Sometimes we get complacent. A very nice diabetic came to the hospital about 10 days back having been at our other campus not long ago. He had a foot wound requiring two toe amputations here. Glucose management at the other hospital seemed more difficult than it was here, with the continuation of insulin dosing proving too much, particularly the nightly basal dose which brought the dawn glucoses too low. With some minor revisions the glucose control coasted along, his BP remained decent on medicine and his underlying cardiovascular disease mandated high dose atorvastatin which he continued uneventfully. He always seemed pleasant, never seemed in any distress, a placid and pleasant fellow who never complained, at least not to me.
Ordinarily I take a look at my medicines on daily rounds. The computer makes this easy by putting an asterisk next to the medicines I ordered. There were antibiotics and there were analgesics ordered by other people to which I did not pay a lot of attention, his being in the hands of medical and surgical colleagues who do this professionally.

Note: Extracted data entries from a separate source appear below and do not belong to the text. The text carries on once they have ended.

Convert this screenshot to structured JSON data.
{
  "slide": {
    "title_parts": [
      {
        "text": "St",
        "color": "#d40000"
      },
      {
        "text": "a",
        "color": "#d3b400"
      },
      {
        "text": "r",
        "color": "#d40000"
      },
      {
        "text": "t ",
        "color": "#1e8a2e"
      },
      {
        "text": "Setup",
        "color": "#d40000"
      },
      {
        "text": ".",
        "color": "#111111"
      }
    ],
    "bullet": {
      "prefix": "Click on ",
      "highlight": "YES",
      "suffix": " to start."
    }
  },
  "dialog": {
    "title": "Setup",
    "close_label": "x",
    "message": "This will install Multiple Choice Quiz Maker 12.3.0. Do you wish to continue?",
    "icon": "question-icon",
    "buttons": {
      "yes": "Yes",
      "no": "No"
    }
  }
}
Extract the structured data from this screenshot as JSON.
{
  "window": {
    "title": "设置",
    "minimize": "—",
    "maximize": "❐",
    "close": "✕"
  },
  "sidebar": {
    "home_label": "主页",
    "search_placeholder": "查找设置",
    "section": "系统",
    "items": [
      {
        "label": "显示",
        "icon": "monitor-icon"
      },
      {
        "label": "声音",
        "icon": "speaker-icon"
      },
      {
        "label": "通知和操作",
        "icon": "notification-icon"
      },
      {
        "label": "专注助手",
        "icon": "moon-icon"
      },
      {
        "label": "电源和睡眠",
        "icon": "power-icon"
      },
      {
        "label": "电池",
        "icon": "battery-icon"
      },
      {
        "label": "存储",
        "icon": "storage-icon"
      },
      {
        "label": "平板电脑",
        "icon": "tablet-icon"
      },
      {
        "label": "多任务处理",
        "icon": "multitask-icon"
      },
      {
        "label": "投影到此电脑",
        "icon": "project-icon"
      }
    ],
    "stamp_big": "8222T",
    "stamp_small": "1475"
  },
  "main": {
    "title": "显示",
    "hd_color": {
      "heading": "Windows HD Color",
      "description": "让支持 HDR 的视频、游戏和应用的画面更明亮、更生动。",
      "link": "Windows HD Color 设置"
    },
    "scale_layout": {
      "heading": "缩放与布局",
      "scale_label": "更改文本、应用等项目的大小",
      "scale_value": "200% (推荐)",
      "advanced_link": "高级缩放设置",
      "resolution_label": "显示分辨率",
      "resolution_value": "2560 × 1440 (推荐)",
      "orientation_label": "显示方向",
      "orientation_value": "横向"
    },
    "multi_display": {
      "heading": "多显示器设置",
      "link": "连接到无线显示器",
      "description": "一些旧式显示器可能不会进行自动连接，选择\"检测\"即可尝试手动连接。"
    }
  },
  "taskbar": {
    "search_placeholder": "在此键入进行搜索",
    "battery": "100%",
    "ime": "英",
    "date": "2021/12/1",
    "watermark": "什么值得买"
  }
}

As he prepared for discharge I went over the list and noted a prn q 4h oxycontin order. When I called up how much he actually took, it turns out that he has been requesting 4 doses a day on roughly a q4h while awake pattern every day for 5 consecutive days. It seemed like a much larger amount of medicine than I would have anticipated for somebody who never looked uncomfortable at any of my visits. Needless to say there are questions relating to his medical care and there are better ways to manage ongoing anticipated pain. Was his pain control adequate or was there incomplete treatment of its source? Does he really desire euphoria more than analgesia? Does the prn nature of the order create a conflict between a patient in pain now and a surgical nurse who is otherwise occupied at the time with other patients whose needs are more immediate?
And who should be the one noticing this aberration? I asked some of the nurses on the ward at the time if they note excessive prn use of opiates as the patients start demanding it of them repetitively. Generally no, as no single nurse dispenses more than two in any shift and doesn't really come passively on the overall utilization. I asked the pharmacist. There really is no automatic mechanism to detect this. Every day there is a group meeting to discuss the progress and discharge planning for each patient. Needless to say, this would not continue past discharge, but it whizzes by the daily sessions. And then there is the surgical resident. They look at wounds at the bedside. Looking at medicines is a distraction from their surgical tasks.
So as we deal professionally with excess opiate utilization as a public health crisis, how much of that was our own creation, initial legitimate prescribing with a blind eye to use that seems excessive. We have no mechanism to intercept that other than individual diligence in paying attention to medicine orders and administration. Alas, good systems work better than astute people, and our system here seems absent.